Overview of PURE system-based display method
We have refined and optimized the mRNA and cDNA display method utilizing
the commercially available PUREfrex1.0 system (in vitro TX-TL
system with recombinant elements (Y Shimizu et al., 2001; Yoshihiro
Shimizu, Kanamori, & Ueda, 2005) ) and screened approximately
1012 peptide sequences in a single experiment (Figure
1). One of the important features of our refined method is the stability
of the mRNA-tag product during translation via RNase-free PUREfrex and
two separate gel purification steps that assure the high purity of
mRNA-tag for translation as well as peptide-conjugated products.

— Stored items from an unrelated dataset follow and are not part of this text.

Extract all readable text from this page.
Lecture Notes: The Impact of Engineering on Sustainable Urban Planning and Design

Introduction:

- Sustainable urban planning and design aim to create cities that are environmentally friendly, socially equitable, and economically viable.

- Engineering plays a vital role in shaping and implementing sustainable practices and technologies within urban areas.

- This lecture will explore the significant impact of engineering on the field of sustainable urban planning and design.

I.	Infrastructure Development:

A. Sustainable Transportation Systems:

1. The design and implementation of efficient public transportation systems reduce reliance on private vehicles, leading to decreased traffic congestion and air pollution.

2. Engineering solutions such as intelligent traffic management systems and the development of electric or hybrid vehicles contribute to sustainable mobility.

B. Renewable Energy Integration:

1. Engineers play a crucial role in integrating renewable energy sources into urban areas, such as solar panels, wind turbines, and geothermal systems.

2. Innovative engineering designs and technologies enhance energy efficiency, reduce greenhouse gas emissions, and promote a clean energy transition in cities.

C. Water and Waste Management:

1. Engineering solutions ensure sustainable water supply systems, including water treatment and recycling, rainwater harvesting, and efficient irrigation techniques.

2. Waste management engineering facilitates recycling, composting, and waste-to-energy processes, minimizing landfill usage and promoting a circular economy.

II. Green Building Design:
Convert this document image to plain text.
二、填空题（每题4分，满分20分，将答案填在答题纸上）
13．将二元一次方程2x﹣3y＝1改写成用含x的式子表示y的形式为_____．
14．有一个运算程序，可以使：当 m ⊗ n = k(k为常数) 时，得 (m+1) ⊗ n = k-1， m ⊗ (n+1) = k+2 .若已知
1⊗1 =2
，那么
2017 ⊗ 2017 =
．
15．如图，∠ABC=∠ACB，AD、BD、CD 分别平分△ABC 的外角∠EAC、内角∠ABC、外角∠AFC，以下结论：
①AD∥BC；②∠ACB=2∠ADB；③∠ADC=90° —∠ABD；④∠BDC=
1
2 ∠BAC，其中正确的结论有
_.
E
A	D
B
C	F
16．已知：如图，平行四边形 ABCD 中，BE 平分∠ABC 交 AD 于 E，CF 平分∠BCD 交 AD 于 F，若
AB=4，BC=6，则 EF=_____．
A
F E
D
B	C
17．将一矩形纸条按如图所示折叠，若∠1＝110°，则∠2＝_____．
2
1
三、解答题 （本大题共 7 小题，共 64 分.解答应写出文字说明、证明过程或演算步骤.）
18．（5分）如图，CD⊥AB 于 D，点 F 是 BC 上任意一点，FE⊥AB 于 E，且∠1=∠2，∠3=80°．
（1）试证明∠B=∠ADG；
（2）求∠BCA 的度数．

Elimination of PURE components (RNA, enzyme, polyamine, cofactors, and
ions) from the mRNA and cDNA-peptide conjugates avoids non-specific
interaction among components, peptide conjugates and target during the
downstream binding assay. Anti-FLAG M2 antibody was chosen as a suitable
target to test the performance of our refined display method given the
nature of its short octapeptide FLAG epitope (DYKDDDDK), known crystal
structure (Roosild et al., 2006), and the evidence that previously three
different display methods (phage display, DNA display and ribosome
display) were able to enrich the core FLAG epitope motif (Miceli,
DeGraaf, & Fischer, 1994; Osada, Shimizu, Akbar, Kanamori, & Ueda,
2009; Srila & Yamabhai, 2013; Yonezawa et al., 2003). The overall
procedure takes total approximately 21 hours (mRNA display) or 22 hours
(cDNA display), requiring standard four working days for one round of
selection (Figure 1). High-throughput sequencing was performed after
collecting multiple rounds of DNA library samples.